The completion of the SkyDome (now Rogers Centre) in 1989 was supposed to change the course of events for the Argonauts, much as a move to BMO Field in 2016 was, ironically, to rescue them from their former saviour. That shiny bauble of a stadium and the fact the Double Blue came up for sale in 1990 proved to be the propitious circumstances that brought a little Hollywood stardust to a susceptible local audience. The magic did not last long.
At the heart of this book is that incredible season when the new ownership made its splash with Ismail, whom Woods calls “the most-talked-about player ever to step on a Canadian football field.” The goal was to light up the city and the league with both money and star power. The night before the Rocket’s debut in July, McNall, Gretzky, Candy, and a host of celebs rolled into town. They were joined by Dan Aykroyd, one half of the former Blues Brothers, who jammed with assorted guests at the famed Horseshoe Tavern, on Queen Street West: “Drinks flowed. Aykroyd blew a mean blues harp at the front of his red-hot band. Candy sang and mugged from the stage.” The long-time Toronto sportswriter Doug Smith remembers it as “the single greatest sports party I’ve ever been at.” There was a game to be played the next night, when 41,000 fans witnessed the home side down the hated Hamilton Tiger‑Cats 41–18. “It was almost impossible not to come away believing it was the dawn of a new era in Canadian football,” Woods writes.
While Rocket Ismail was the star on the field, John Candy was the indisputable star off it. The comedic actor — who loved the Argos with a passion — turns out to be the most vivid character in Year of the Rocket. He may have died in 1994, but he almost comes back to life in these pages. Whereas Ismail is missing practices, sleeping in, and generally being a petulant young man with too much responsibility foisted upon him, Candy is buying drinks for the house, travelling to games across the country in private jets, and staying up all night having a good time. “I’ve never seen anyone party as hard as John Candy did,” observes the former Saskatchewan Roughrider president Phil Kershaw.
All of the components of a compelling story are in place, but Year of the Rocket never rises up to be much more than an average sports book. Woods explains what happened, who scored, and who said what, but he undermines himself to some degree with writing that needed to be sharper and insight that needed to go deeper. He includes numerous quotations without specifying whether they were contemporaneous or came via interview much later (interestingly, Ismail refused the request for his story), and he follows most of these with “says,” rather than mixing it up — a somewhat careless repetition that comes at the expense of context.

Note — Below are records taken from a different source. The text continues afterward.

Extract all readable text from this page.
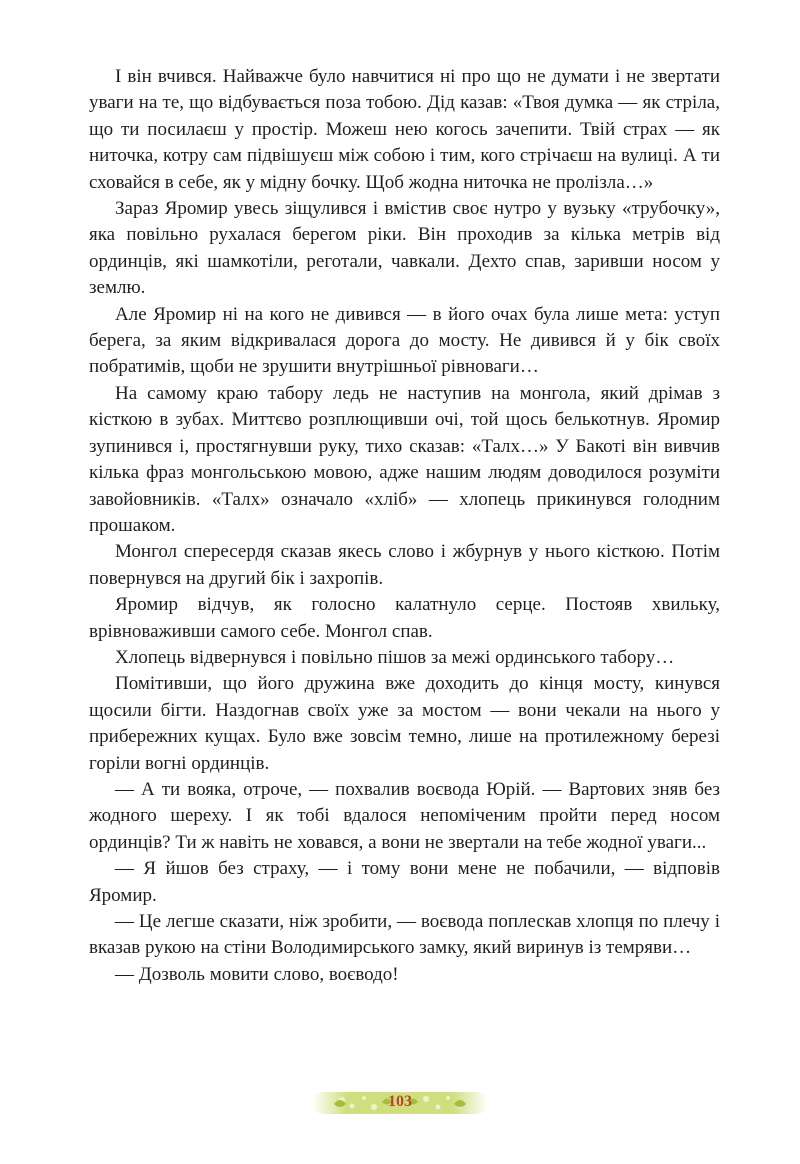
І він вчився. Найважче було навчитися ні про що не думати і не звертати уваги на те, що відбувається поза тобою. Дід казав: «Твоя думка — як стріла, що ти посилаєш у простір. Можеш нею когось зачепити. Твій страх — як ниточка, котру сам підвішуєш між собою і тим, кого стрічаєш на вулиці. А ти сховайся в себе, як у мідну бочку. Щоб жодна ниточка не пролізла…»

Зараз Яромир увесь зіщулився і вмістив своє нутро у вузьку «трубочку», яка повільно рухалася берегом ріки. Він проходив за кілька метрів від ординців, які шамкотіли, реготали, чавкали. Дехто спав, заривши носом у землю.

Але Яромир ні на кого не дивився — в його очах була лише мета: уступ берега, за яким відкривалася дорога до мосту. Не дивився й у бік своїх побратимів, щоби не зрушити внутрішньої рівноваги…

На самому краю табору ледь не наступив на монгола, який дрімав з кісткою в зубах. Миттєво розплющивши очі, той щось белькотнув. Яромир зупинився і, простягнувши руку, тихо сказав: «Талх…» У Бакоті він вивчив кілька фраз монгольською мовою, адже нашим людям доводилося розуміти завойовників. «Талх» означало «хліб» — хлопець прикинувся голодним прошаком.

Монгол спересердя сказав якесь слово і жбурнув у нього кісткою. Потім повернувся на другий бік і захропів.

Яромир відчув, як голосно калатнуло серце. Постояв хвильку, врівноваживши самого себе. Монгол спав.

Хлопець відвернувся і повільно пішов за межі ординського табору…

Помітивши, що його дружина вже доходить до кінця мосту, кинувся щосили бігти. Наздогнав своїх уже за мостом — вони чекали на нього у прибережних кущах. Було вже зовсім темно, лише на протилежному березі горіли вогні ординців.

— А ти вояка, отроче, — похвалив воєвода Юрій. — Вартових зняв без жодного шереху. І як тобі вдалося непоміченим пройти перед носом ординців? Ти ж навіть не ховався, а вони не звертали на тебе жодної уваги...

— Я йшов без страху, — і тому вони мене не побачили, — відповів Яромир.

— Це легше сказати, ніж зробити, — воєвода поплескав хлопця по плечу і вказав рукою на стіни Володимирського замку, який виринув із темряви…

— Дозволь мовити слово, воєводо!

103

Woods does, however, pepper the book with numerous entertaining anecdotes: Adam Rita, head coach of the Argos, made Matt Dunigan’s wife and parents sign off on his playing in the Grey Cup, for example, after doctors cleared the quarterback despite a broken collarbone. Woods also spends a full chapter investigating the infamous frozen beer can that a mysterious someone threw at Ismail as he galloped toward a Grey Cup touchdown in Winnipeg. It’s a Warren Commission Lite — and a fun read.
Given the state of the good ship Argonaut in 2021, simply researching and publishing this book was an act of courage and faith. Diehard fans will enjoy it. But it’s the casual fan whom the Argos, writers, and publishers need to work harder and smarter to find.